Secondo il report di Bruegel da qui al 2022 potrà essere speso solo il 25% dei 500 miliardi stanziati dal Recovery Fund,  ovvero la parte in sussidi che fa gola all’Italia dal momento che una parte non dovrà essere restituita e, trattandosi di trasferimenti diretti, non ha impatto diretto sul debito pubblico. Ma i programmi operativi finanziati dal Bilancio Ue vengono prima progettati, poi approvati e infine attuati. E’ un processo lento che vale per tutti gli strumenti di finanziamento della Commissione, e vale anche per il Recovery Fund.
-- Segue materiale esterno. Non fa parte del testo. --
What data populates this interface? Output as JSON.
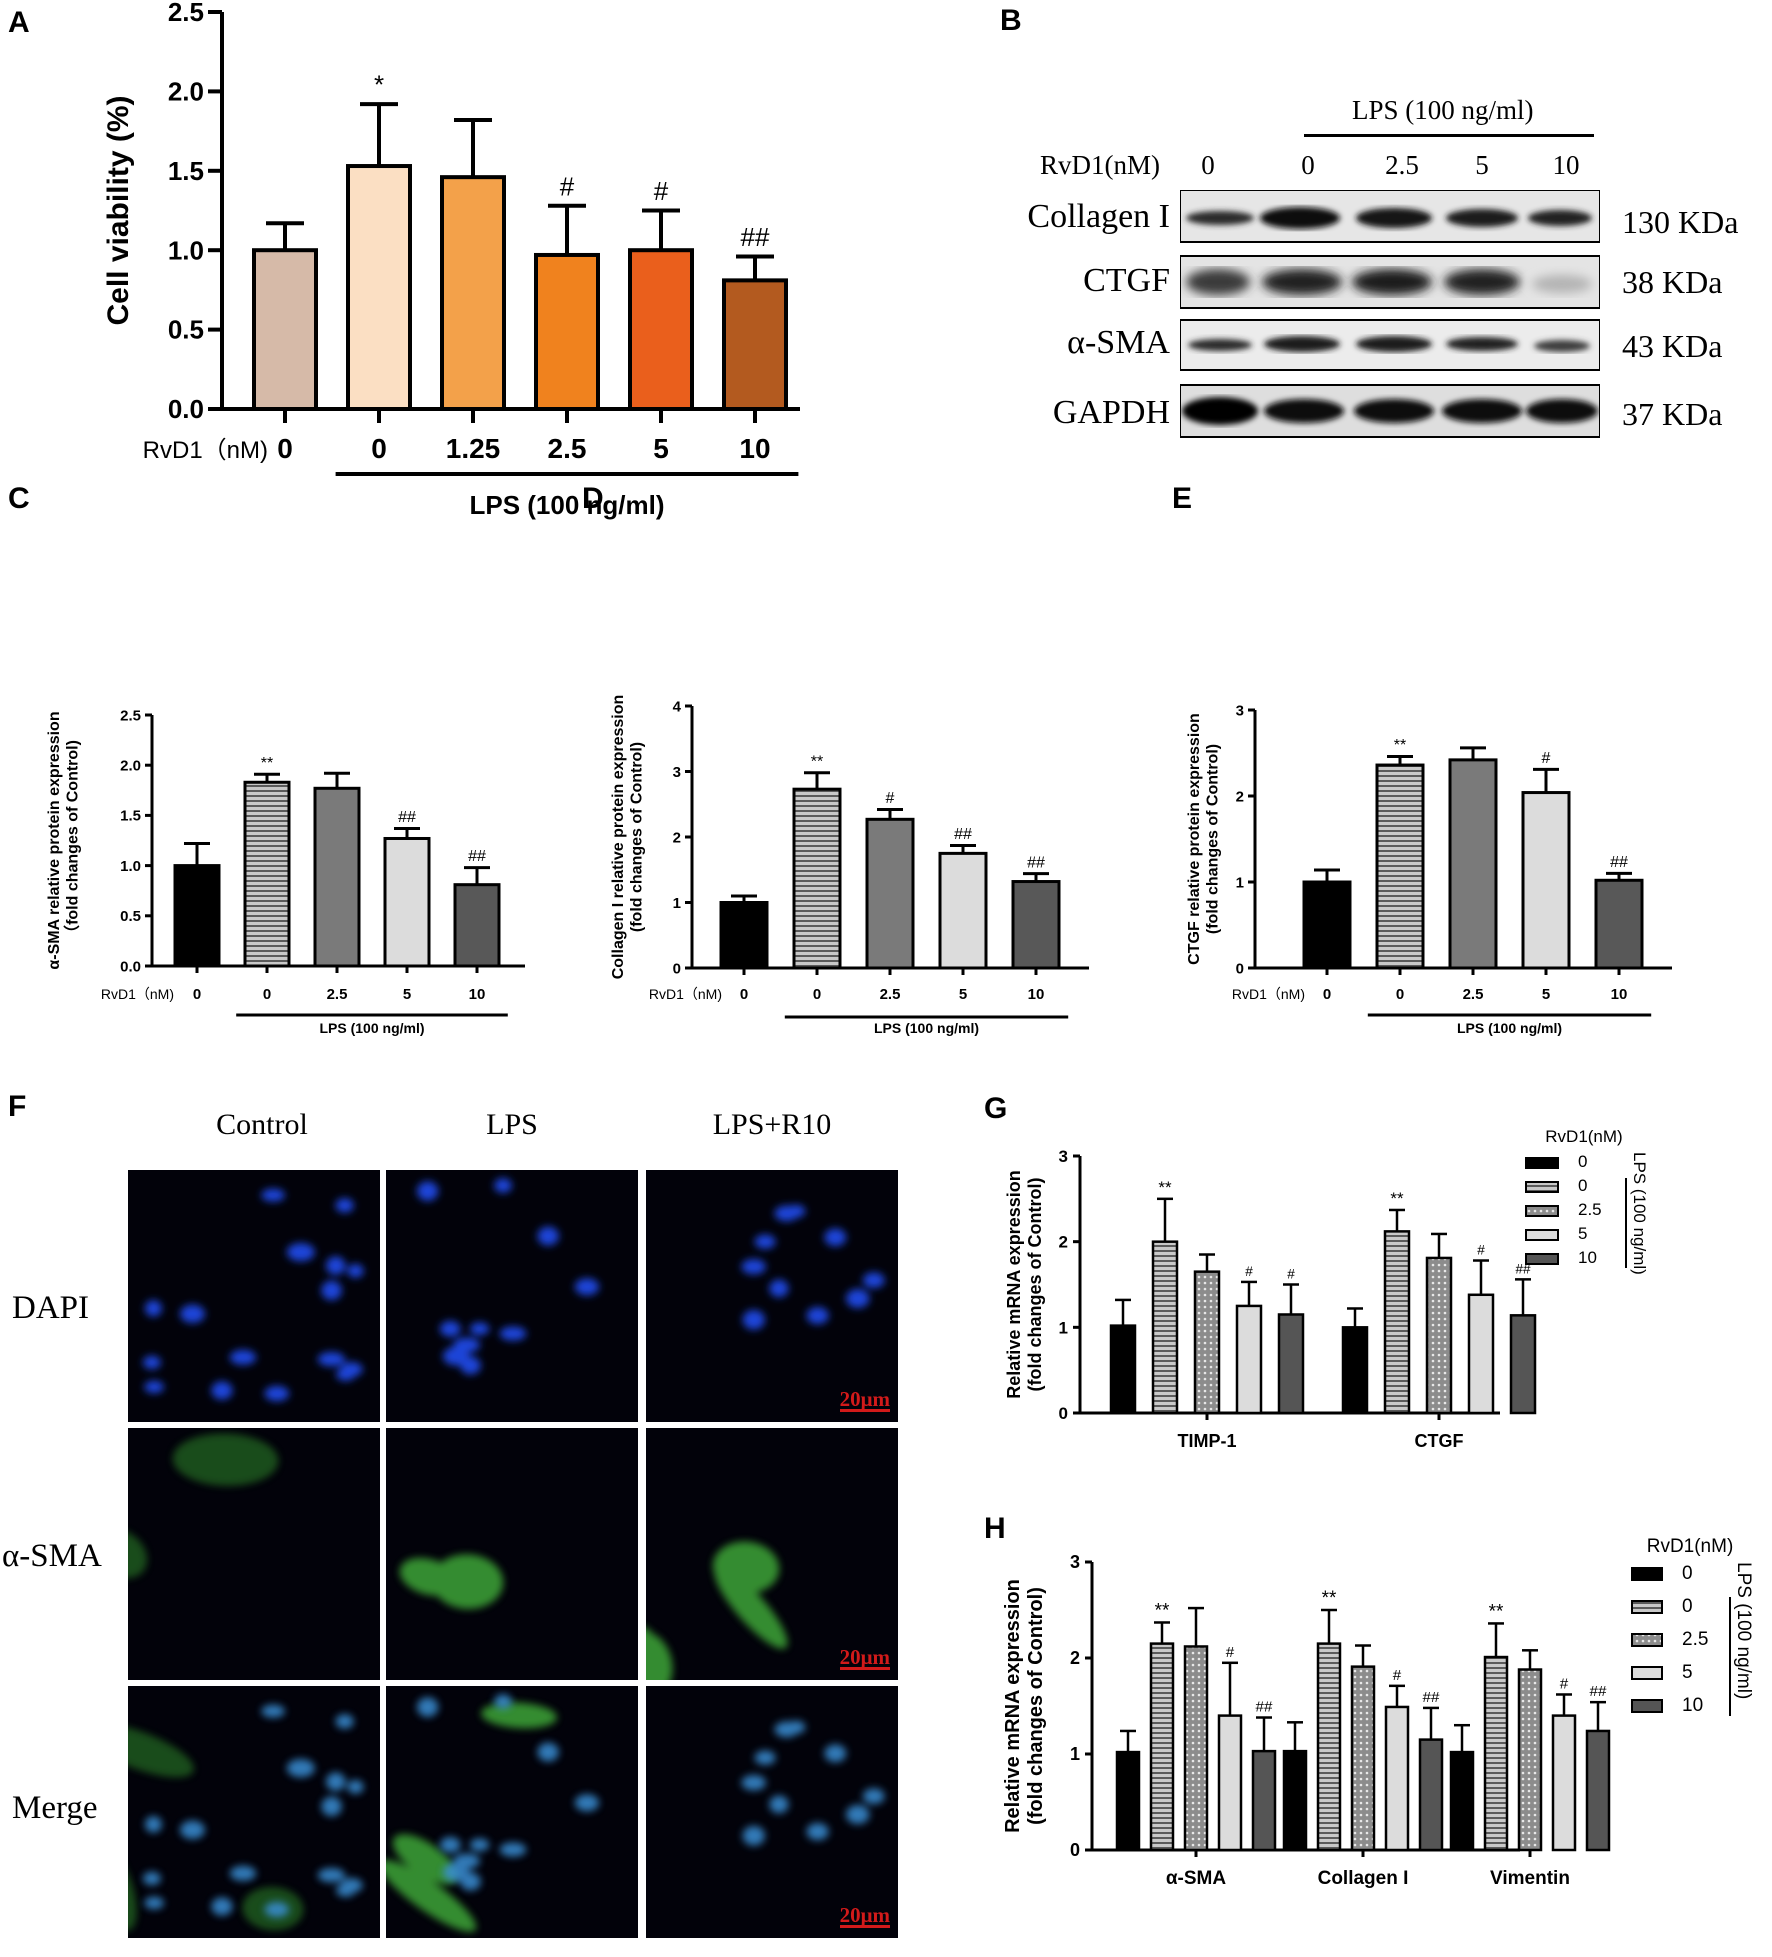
{
  "panel_letters": {
    "A": "A",
    "B": "B",
    "C": "C",
    "D": "D",
    "E": "E",
    "F": "F",
    "G": "G",
    "H": "H"
  },
  "labels": {
    "rvd1_nm": "RvD1（nM)",
    "rvd1_nm_short": "RvD1(nM)",
    "lps": "LPS (100 ng/ml)",
    "blot_lps": "LPS (100 ng/ml)",
    "blot_rvd1": "RvD1(nM)",
    "legend_title": "RvD1(nM)",
    "legend_lps": "LPS (100 ng/ml)"
  },
  "blot": {
    "conditions": [
      "0",
      "0",
      "2.5",
      "5",
      "10"
    ],
    "proteins": [
      {
        "name": "Collagen I",
        "size": "130 KDa"
      },
      {
        "name": "CTGF",
        "size": "38 KDa"
      },
      {
        "name": "α-SMA",
        "size": "43 KDa"
      },
      {
        "name": "GAPDH",
        "size": "37 KDa"
      }
    ]
  },
  "microscopy": {
    "columns": [
      "Control",
      "LPS",
      "LPS+R10"
    ],
    "rows": [
      "DAPI",
      "α-SMA",
      "Merge"
    ],
    "scale_bar": "20μm"
  },
  "colors": {
    "A": [
      "#d6baa8",
      "#fbdfc3",
      "#f3a14a",
      "#f0821e",
      "#ea5f1c",
      "#b35a1f"
    ],
    "CDE": [
      "#000000",
      "#a8a8a8",
      "#7a7a7a",
      "#dcdcdc",
      "#585858"
    ],
    "GH": [
      "#000000",
      "#9b9b9b",
      "#8c8c8c",
      "#dcdcdc",
      "#555555"
    ]
  },
  "chart_data": [
    {
      "id": "A",
      "type": "bar",
      "ylabel": "Cell viability (%)",
      "categories": [
        "0",
        "0",
        "1.25",
        "2.5",
        "5",
        "10"
      ],
      "values": [
        1.0,
        1.53,
        1.46,
        0.97,
        1.0,
        0.81
      ],
      "errors": [
        0.17,
        0.39,
        0.36,
        0.31,
        0.25,
        0.15
      ],
      "annotations": [
        "",
        "*",
        "",
        "#",
        "#",
        "##"
      ],
      "ylim": [
        0,
        2.5
      ],
      "yticks": [
        "0.0",
        "0.5",
        "1.0",
        "1.5",
        "2.0",
        "2.5"
      ],
      "xlabel": "LPS (100 ng/ml)"
    },
    {
      "id": "C",
      "type": "bar",
      "ylabel": "α-SMA relative protein expression\n（fold changes of Control)",
      "categories": [
        "0",
        "0",
        "2.5",
        "5",
        "10"
      ],
      "values": [
        1.0,
        1.83,
        1.77,
        1.27,
        0.81
      ],
      "errors": [
        0.22,
        0.08,
        0.15,
        0.1,
        0.17
      ],
      "annotations": [
        "",
        "**",
        "",
        "##",
        "##"
      ],
      "ylim": [
        0,
        2.5
      ],
      "yticks": [
        "0.0",
        "0.5",
        "1.0",
        "1.5",
        "2.0",
        "2.5"
      ],
      "xlabel": "LPS (100 ng/ml)"
    },
    {
      "id": "D",
      "type": "bar",
      "ylabel": "Collagen I relative protein expression\n(fold changes of Control)",
      "categories": [
        "0",
        "0",
        "2.5",
        "5",
        "10"
      ],
      "values": [
        1.0,
        2.73,
        2.27,
        1.75,
        1.32
      ],
      "errors": [
        0.1,
        0.25,
        0.15,
        0.12,
        0.12
      ],
      "annotations": [
        "",
        "**",
        "#",
        "##",
        "##"
      ],
      "ylim": [
        0,
        4
      ],
      "yticks": [
        "0",
        "1",
        "2",
        "3",
        "4"
      ],
      "xlabel": "LPS (100 ng/ml)"
    },
    {
      "id": "E",
      "type": "bar",
      "ylabel": "CTGF relative protein expression\n(fold changes of Control)",
      "categories": [
        "0",
        "0",
        "2.5",
        "5",
        "10"
      ],
      "values": [
        1.0,
        2.36,
        2.42,
        2.04,
        1.02
      ],
      "errors": [
        0.14,
        0.1,
        0.14,
        0.27,
        0.08
      ],
      "annotations": [
        "",
        "**",
        "",
        "#",
        "##"
      ],
      "ylim": [
        0,
        3
      ],
      "yticks": [
        "0",
        "1",
        "2",
        "3"
      ],
      "xlabel": "LPS (100 ng/ml)"
    },
    {
      "id": "G",
      "type": "bar",
      "ylabel": "Relative mRNA expression\n(fold changes of Control)",
      "groups": [
        "TIMP-1",
        "CTGF"
      ],
      "legend": [
        "0",
        "0",
        "2.5",
        "5",
        "10"
      ],
      "values": [
        [
          1.02,
          2.0,
          1.65,
          1.25,
          1.15
        ],
        [
          1.0,
          2.12,
          1.81,
          1.38,
          1.14
        ]
      ],
      "errors": [
        [
          0.3,
          0.5,
          0.2,
          0.28,
          0.35
        ],
        [
          0.22,
          0.25,
          0.28,
          0.4,
          0.42
        ]
      ],
      "annotations": [
        [
          "",
          "**",
          "",
          "#",
          "#"
        ],
        [
          "",
          "**",
          "",
          "#",
          "##"
        ]
      ],
      "ylim": [
        0,
        3
      ],
      "yticks": [
        "0",
        "1",
        "2",
        "3"
      ]
    },
    {
      "id": "H",
      "type": "bar",
      "ylabel": "Relative mRNA expression\n(fold changes of Control)",
      "groups": [
        "α-SMA",
        "Collagen I",
        "Vimentin"
      ],
      "legend": [
        "0",
        "0",
        "2.5",
        "5",
        "10"
      ],
      "values": [
        [
          1.02,
          2.15,
          2.12,
          1.4,
          1.03
        ],
        [
          1.03,
          2.15,
          1.91,
          1.49,
          1.15
        ],
        [
          1.02,
          2.01,
          1.88,
          1.4,
          1.24
        ]
      ],
      "errors": [
        [
          0.22,
          0.22,
          0.4,
          0.55,
          0.35
        ],
        [
          0.3,
          0.35,
          0.22,
          0.22,
          0.33
        ],
        [
          0.28,
          0.35,
          0.2,
          0.22,
          0.3
        ]
      ],
      "annotations": [
        [
          "",
          "**",
          "",
          "#",
          "##"
        ],
        [
          "",
          "**",
          "",
          "#",
          "##"
        ],
        [
          "",
          "**",
          "",
          "#",
          "##"
        ]
      ],
      "ylim": [
        0,
        3
      ],
      "yticks": [
        "0",
        "1",
        "2",
        "3"
      ]
    }
  ]
}
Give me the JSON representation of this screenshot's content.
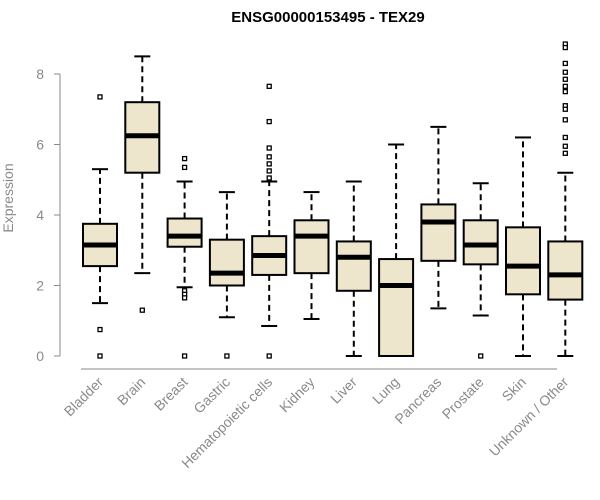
{
  "chart_data": {
    "type": "boxplot",
    "title": "ENSG00000153495 - TEX29",
    "xlabel": "",
    "ylabel": "Expression",
    "ylim": [
      0,
      9
    ],
    "yticks": [
      0,
      2,
      4,
      6,
      8
    ],
    "box_fill": "#ede6cc",
    "categories": [
      "Bladder",
      "Brain",
      "Breast",
      "Gastric",
      "Hematopoietic cells",
      "Kidney",
      "Liver",
      "Lung",
      "Pancreas",
      "Prostate",
      "Skin",
      "Unknown / Other"
    ],
    "boxes": [
      {
        "min": 1.5,
        "q1": 2.55,
        "median": 3.15,
        "q3": 3.75,
        "max": 5.3,
        "outliers": [
          7.35,
          0.75,
          0.0
        ]
      },
      {
        "min": 2.35,
        "q1": 5.2,
        "median": 6.25,
        "q3": 7.2,
        "max": 8.5,
        "outliers": [
          1.3
        ]
      },
      {
        "min": 1.95,
        "q1": 3.1,
        "median": 3.4,
        "q3": 3.9,
        "max": 4.95,
        "outliers": [
          5.6,
          5.35,
          1.85,
          1.75,
          1.65,
          0.0
        ]
      },
      {
        "min": 1.1,
        "q1": 2.0,
        "median": 2.35,
        "q3": 3.3,
        "max": 4.65,
        "outliers": [
          0.0
        ]
      },
      {
        "min": 0.85,
        "q1": 2.3,
        "median": 2.85,
        "q3": 3.4,
        "max": 4.95,
        "outliers": [
          7.65,
          6.65,
          5.9,
          5.65,
          5.45,
          5.25,
          5.05,
          0.0
        ]
      },
      {
        "min": 1.05,
        "q1": 2.35,
        "median": 3.4,
        "q3": 3.85,
        "max": 4.65,
        "outliers": []
      },
      {
        "min": 0.0,
        "q1": 1.85,
        "median": 2.8,
        "q3": 3.25,
        "max": 4.95,
        "outliers": []
      },
      {
        "min": 0.0,
        "q1": 0.0,
        "median": 2.0,
        "q3": 2.75,
        "max": 6.0,
        "outliers": []
      },
      {
        "min": 1.35,
        "q1": 2.7,
        "median": 3.8,
        "q3": 4.3,
        "max": 6.5,
        "outliers": []
      },
      {
        "min": 1.15,
        "q1": 2.6,
        "median": 3.15,
        "q3": 3.85,
        "max": 4.9,
        "outliers": [
          0.0
        ]
      },
      {
        "min": 0.0,
        "q1": 1.75,
        "median": 2.55,
        "q3": 3.65,
        "max": 6.2,
        "outliers": []
      },
      {
        "min": 0.0,
        "q1": 1.6,
        "median": 2.3,
        "q3": 3.25,
        "max": 5.2,
        "outliers": [
          8.85,
          8.75,
          8.3,
          8.05,
          7.85,
          7.65,
          7.5,
          7.1,
          7.0,
          6.7,
          6.2,
          5.95,
          5.75
        ]
      }
    ]
  }
}
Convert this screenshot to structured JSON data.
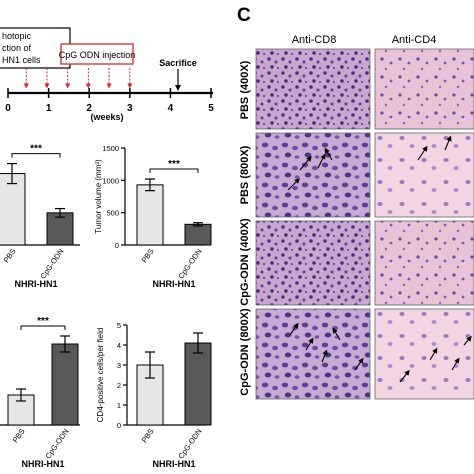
{
  "panel_letter": "C",
  "timeline": {
    "orthotopic_label": [
      "hotopic",
      "ction of",
      "HN1 cells"
    ],
    "injection_label": "CpG ODN injection",
    "sacrifice_label": "Sacrifice",
    "weeks_label": "(weeks)",
    "ticks": [
      "0",
      "1",
      "2",
      "3",
      "4",
      "5"
    ],
    "injection_arrow_count": 6,
    "accent_color": "#d9262c"
  },
  "micrographs": {
    "columns": [
      "Anti-CD8",
      "Anti-CD4"
    ],
    "rows": [
      "PBS (400X)",
      "PBS (800X)",
      "CpG-ODN (400X)",
      "CpG-ODN (800X)"
    ]
  },
  "chart_data": [
    {
      "type": "bar",
      "categories": [
        "PBS",
        "CpG-ODN"
      ],
      "values": [
        100,
        45
      ],
      "errors": [
        14,
        6
      ],
      "xlabel": "NHRI-HN1",
      "ylabel": "",
      "significance": "***"
    },
    {
      "type": "bar",
      "categories": [
        "PBS",
        "CpG-ODN"
      ],
      "values": [
        930,
        320
      ],
      "errors": [
        90,
        25
      ],
      "ylim": [
        0,
        1500
      ],
      "yticks": [
        "0",
        "500",
        "1000",
        "1500"
      ],
      "xlabel": "NHRI-HN1",
      "ylabel": "Tumor volume (mm³)",
      "significance": "***"
    },
    {
      "type": "bar",
      "categories": [
        "PBS",
        "CpG-ODN"
      ],
      "values": [
        30,
        81
      ],
      "errors": [
        6,
        8
      ],
      "xlabel": "NHRI-HN1",
      "ylabel": "",
      "significance": "***"
    },
    {
      "type": "bar",
      "categories": [
        "PBS",
        "CpG-ODN"
      ],
      "values": [
        3.0,
        4.1
      ],
      "errors": [
        0.65,
        0.5
      ],
      "ylim": [
        0,
        5
      ],
      "yticks": [
        "0",
        "1",
        "2",
        "3",
        "4",
        "5"
      ],
      "xlabel": "NHRI-HN1",
      "ylabel": "CD4-positive cells/per field"
    }
  ]
}
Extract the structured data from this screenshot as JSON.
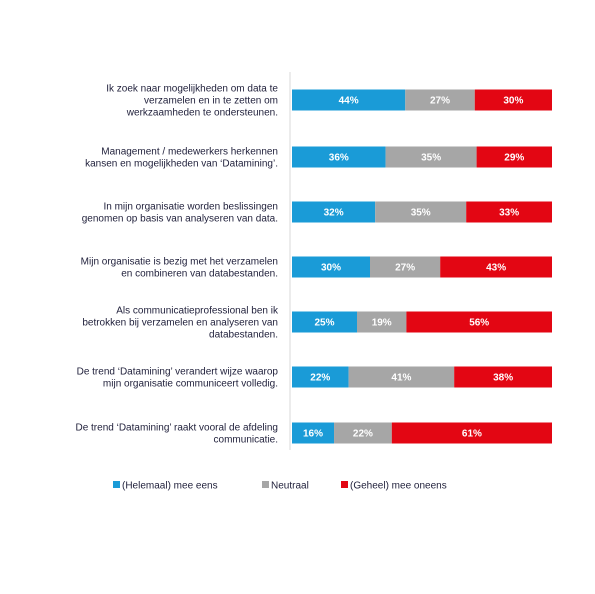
{
  "chart_data": {
    "type": "bar",
    "orientation": "horizontal",
    "stacked": true,
    "percent_stacked": true,
    "categories": [
      "Ik zoek naar mogelijkheden om data te verzamelen en in te zetten om werkzaamheden te ondersteunen.",
      "Management / medewerkers herkennen kansen en mogelijkheden van ‘Datamining’.",
      "In mijn organisatie worden beslissingen genomen op basis van analyseren van data.",
      "Mijn organisatie is bezig met het verzamelen en combineren van databestanden.",
      "Als communicatieprofessional ben ik betrokken bij verzamelen en analyseren van databestanden.",
      "De trend ‘Datamining’ verandert wijze waarop mijn organisatie communiceert volledig.",
      "De trend ‘Datamining’ raakt vooral de afdeling communicatie."
    ],
    "category_lines": [
      [
        "Ik zoek naar mogelijkheden om data te",
        "verzamelen en in te zetten om",
        "werkzaamheden te ondersteunen."
      ],
      [
        "Management / medewerkers herkennen",
        "kansen en mogelijkheden van ‘Datamining’."
      ],
      [
        "In mijn organisatie worden beslissingen",
        "genomen op basis van analyseren van data."
      ],
      [
        "Mijn organisatie is bezig met het verzamelen",
        "en combineren van databestanden."
      ],
      [
        "Als communicatieprofessional ben ik",
        "betrokken bij verzamelen en analyseren van",
        "databestanden."
      ],
      [
        "De trend ‘Datamining’ verandert wijze waarop",
        "mijn organisatie communiceert volledig."
      ],
      [
        "De trend ‘Datamining’ raakt vooral de afdeling",
        "communicatie."
      ]
    ],
    "series": [
      {
        "name": "(Helemaal) mee eens",
        "color": "#1a9bd7",
        "values": [
          44,
          36,
          32,
          30,
          25,
          22,
          16
        ]
      },
      {
        "name": "Neutraal",
        "color": "#a6a6a6",
        "values": [
          27,
          35,
          35,
          27,
          19,
          41,
          22
        ]
      },
      {
        "name": "(Geheel) mee oneens",
        "color": "#e30613",
        "values": [
          30,
          29,
          33,
          43,
          56,
          38,
          61
        ]
      }
    ],
    "value_suffix": "%",
    "legend_position": "bottom",
    "grid": false
  }
}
Dall’analisi degli allegati alle varie proposte di Bruxelles sui diversi strumenti finanziati attraverso il fondo, si vede come il 78% degli “impegni” di spesa venga effettivamente concordato nel lasso di tempo che va dal 2020 al 2022.
“Tuttavia, la Commissione prevede che appena il 24,9% della nuova potenza di fuoco in sovvenzioni verrà speso nel periodo 2020-2022, quando le esigenze di una ripresa economica saranno maggiori”. Per quanto riguarda il Recovery and Resilience Facility (lo strumento più importante del fondo, composto da 334 miliardi di sussidi) nel 2021 saranno sì impegnati 131 miliardi ma Bruxelles stima di pagarne solo 19. Nel 2022 su 134 miliardi impegnati prevede di pagarne solo 53. I soldi veri inizieranno a essere sborsati solo nel 2023 (78 miliardi), nel 2024 (87 miliardi) e infine nel 2025 (59 miliardi). Venticinque miliardi nel 2026 e così via, calando. A questi vanno sommati i restanti 100 miliardi di sussidi dirottati, nella proposta di von der Leyen, su strumenti già esistenti a disposizione della Commissione ma la cui erogazione è contingentata seguendo tempistiche analoghe al RRF.
Ciò non toglie che un Paese possa, in attesa dell’arrivo dei fondi Ue, anticipare autonomamente (cioè emettendo nuovo debito) le risorse che prevede di ottenere dal Recovery Fund. Bisogna tuttavia ricordare che qualora un Paese richieda l’accesso dovrà concordare un dettagliato piano di riforme con Bruxelles sulla falsariga – nell’idea della Commissione – di quelle “suggerite” nelle Raccomandazioni specifiche per Paese. Per l’Italia non si può escludere che queste raccomandazioni riguardino anche la disciplina fiscale, riduzioni del debito e ritocchi alle pensioni, come peraltro richiesto ieri ufficialmente dal governo olandese durante i colloqui dell’Ecofin. Non solo: i soldi saranno versati a rate, ma se la Commissione dovesse ritenere che gli obiettivi non sono stati raggiunti potrà sospenderne l’erogazione.